Rising living standards, prosperity, and good health are no longer consistent with myopia or cognitive decrepitude. We should know, and we do. Economics, sociology, history, and political science can help.
For a chat with the contributors to this series in the Scientific American Café, click here. For analysis of this issue, read The Atlantic’s Year of Reckoning
Download the panel’s policy proposals here.
James Simpson (Historian): Studies continue to improve and literature continues to grow. But it is clear that many of the basic beliefs and theories that characterize those disciplines have not changed. This failure has become a difficult embarrassment for economic and social sciences, which are now equipped with the analytic tools to challenge the dominant ideology.
The world of thinking and writing about economic policy comes in two categories: policy analysis, which analyses economic institutions, policies, and practices in order to develop recommendations; and studies of the human spirit, which follow the culture and behavior of individuals. Where economics has the fewest resources, its practitioners seek to understand the human spirit.

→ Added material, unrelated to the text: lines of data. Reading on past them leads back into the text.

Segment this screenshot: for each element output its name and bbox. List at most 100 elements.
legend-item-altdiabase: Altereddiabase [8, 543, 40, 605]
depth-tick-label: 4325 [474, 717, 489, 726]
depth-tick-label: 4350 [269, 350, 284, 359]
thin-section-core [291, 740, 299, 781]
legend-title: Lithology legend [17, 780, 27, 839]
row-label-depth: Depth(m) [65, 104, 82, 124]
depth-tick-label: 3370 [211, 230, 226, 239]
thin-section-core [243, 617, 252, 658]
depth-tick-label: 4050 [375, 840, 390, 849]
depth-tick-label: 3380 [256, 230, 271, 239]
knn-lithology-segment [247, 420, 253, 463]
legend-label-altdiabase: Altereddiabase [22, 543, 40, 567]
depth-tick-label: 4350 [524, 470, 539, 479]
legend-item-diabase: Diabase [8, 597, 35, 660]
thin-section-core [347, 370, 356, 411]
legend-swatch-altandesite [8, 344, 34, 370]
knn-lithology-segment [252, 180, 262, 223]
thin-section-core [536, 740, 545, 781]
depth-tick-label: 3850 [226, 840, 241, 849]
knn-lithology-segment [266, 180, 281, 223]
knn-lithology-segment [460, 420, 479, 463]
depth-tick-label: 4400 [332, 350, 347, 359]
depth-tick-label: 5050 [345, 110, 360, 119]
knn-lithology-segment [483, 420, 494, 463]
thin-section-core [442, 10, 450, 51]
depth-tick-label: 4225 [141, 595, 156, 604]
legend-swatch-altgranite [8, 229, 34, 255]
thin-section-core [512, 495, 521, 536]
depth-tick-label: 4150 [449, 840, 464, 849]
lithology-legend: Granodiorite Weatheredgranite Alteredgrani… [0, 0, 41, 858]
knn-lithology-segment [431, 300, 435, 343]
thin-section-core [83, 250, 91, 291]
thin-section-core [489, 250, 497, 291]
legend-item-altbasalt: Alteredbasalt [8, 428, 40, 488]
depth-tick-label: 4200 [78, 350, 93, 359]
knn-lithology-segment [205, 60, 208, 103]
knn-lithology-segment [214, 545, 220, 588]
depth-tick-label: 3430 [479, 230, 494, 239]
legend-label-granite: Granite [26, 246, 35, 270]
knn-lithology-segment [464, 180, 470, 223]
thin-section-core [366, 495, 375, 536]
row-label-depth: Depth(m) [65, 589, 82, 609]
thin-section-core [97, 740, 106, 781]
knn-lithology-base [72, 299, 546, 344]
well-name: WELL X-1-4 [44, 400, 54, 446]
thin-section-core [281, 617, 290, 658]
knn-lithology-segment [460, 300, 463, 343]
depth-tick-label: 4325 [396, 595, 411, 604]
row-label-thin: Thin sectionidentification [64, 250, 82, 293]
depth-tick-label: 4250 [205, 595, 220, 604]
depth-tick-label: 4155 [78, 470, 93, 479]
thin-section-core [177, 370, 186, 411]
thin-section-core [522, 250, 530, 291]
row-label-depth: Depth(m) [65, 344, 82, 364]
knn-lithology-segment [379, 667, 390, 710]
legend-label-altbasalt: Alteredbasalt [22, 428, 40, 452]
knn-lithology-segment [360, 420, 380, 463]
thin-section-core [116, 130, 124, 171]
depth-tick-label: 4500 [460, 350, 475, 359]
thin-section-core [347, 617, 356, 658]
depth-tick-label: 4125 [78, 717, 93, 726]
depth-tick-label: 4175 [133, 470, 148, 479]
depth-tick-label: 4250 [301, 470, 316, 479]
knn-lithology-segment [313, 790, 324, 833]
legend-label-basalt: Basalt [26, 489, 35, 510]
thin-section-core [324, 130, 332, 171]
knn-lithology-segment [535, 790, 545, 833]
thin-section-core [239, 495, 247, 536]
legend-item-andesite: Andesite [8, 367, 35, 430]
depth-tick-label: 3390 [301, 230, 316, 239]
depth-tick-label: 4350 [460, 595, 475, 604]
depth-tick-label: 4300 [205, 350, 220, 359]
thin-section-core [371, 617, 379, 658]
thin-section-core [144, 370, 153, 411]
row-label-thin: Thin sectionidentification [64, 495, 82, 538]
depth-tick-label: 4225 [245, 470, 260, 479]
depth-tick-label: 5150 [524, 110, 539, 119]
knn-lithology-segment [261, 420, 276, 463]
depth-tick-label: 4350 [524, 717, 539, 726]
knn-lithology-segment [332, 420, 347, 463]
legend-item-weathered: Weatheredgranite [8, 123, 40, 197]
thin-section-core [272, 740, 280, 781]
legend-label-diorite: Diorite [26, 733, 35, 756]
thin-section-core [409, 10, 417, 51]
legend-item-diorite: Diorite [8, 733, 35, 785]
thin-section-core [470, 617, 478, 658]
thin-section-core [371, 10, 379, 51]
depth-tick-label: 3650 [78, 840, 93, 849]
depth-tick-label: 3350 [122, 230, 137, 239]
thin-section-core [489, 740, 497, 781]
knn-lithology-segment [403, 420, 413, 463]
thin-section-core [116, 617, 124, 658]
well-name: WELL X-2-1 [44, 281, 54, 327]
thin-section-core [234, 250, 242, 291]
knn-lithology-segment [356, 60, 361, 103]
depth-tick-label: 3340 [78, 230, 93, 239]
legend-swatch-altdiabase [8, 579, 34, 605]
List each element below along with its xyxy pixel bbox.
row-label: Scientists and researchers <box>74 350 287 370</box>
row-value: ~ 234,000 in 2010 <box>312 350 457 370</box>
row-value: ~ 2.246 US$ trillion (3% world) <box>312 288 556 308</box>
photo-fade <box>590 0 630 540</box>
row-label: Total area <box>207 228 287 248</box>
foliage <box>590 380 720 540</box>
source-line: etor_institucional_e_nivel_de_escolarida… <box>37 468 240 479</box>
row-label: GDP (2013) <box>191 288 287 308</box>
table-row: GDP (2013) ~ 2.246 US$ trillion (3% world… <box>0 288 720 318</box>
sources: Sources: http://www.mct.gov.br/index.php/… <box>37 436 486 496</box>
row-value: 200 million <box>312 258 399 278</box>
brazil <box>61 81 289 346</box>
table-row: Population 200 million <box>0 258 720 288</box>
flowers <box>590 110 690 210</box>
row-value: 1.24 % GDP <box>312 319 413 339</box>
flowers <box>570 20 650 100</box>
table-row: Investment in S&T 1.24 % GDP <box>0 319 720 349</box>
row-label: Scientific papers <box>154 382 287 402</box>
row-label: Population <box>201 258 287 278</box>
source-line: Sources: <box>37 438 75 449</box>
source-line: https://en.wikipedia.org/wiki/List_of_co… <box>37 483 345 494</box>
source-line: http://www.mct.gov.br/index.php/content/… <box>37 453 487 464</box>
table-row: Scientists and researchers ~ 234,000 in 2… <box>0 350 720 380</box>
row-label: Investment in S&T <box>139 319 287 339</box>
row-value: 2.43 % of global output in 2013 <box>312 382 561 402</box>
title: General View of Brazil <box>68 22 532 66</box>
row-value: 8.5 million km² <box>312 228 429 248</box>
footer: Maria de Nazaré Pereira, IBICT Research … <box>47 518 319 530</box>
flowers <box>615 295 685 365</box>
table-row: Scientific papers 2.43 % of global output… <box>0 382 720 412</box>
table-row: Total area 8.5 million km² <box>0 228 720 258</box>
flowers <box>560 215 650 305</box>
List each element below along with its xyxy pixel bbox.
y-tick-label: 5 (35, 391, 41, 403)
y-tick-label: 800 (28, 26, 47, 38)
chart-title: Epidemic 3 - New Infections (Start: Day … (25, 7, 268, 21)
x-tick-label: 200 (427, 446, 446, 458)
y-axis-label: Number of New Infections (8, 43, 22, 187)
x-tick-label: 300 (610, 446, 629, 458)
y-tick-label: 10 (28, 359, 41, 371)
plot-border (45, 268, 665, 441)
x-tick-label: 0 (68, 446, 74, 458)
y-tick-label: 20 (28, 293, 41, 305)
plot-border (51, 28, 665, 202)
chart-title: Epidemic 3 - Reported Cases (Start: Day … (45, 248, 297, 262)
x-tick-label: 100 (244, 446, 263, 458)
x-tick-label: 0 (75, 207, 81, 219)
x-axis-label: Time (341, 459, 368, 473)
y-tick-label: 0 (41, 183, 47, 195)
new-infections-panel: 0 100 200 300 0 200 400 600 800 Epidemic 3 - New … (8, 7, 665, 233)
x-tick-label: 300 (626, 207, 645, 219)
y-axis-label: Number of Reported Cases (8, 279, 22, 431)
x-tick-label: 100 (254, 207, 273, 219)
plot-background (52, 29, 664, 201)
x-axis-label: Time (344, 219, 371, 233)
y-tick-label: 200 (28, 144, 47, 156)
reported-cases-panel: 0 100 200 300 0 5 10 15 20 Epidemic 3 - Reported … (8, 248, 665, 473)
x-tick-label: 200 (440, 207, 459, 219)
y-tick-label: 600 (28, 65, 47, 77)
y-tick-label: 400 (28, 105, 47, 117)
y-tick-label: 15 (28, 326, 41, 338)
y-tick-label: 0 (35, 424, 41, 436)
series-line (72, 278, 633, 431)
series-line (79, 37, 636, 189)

The debate has raged about the independence of the human spirit from human institutions, yet the facts and trends on the ground in the last generation have posed a fundamental challenge to this proposition.
Many would argue that due to disinterest, demoralization, and dissatisfaction, culture has moved further to the left in the developed world, while income inequality has swelled. With this explanation running on a decade-long train of thought, a strong counterpoint has arisen in the form of economic theory, which describes and reflects the origins and limits of human experience. I would suggest that this field is a direct result of social and cultural revolutions in the 1950s, ’60s, and ’70s. The elitist order of ideology came under unprecedented attack as the economic system became increasingly the property of the few. The democratization of voices and information and the movement to respect the particularity of individuals provided necessary counterweight to the encroaching statist ruling class.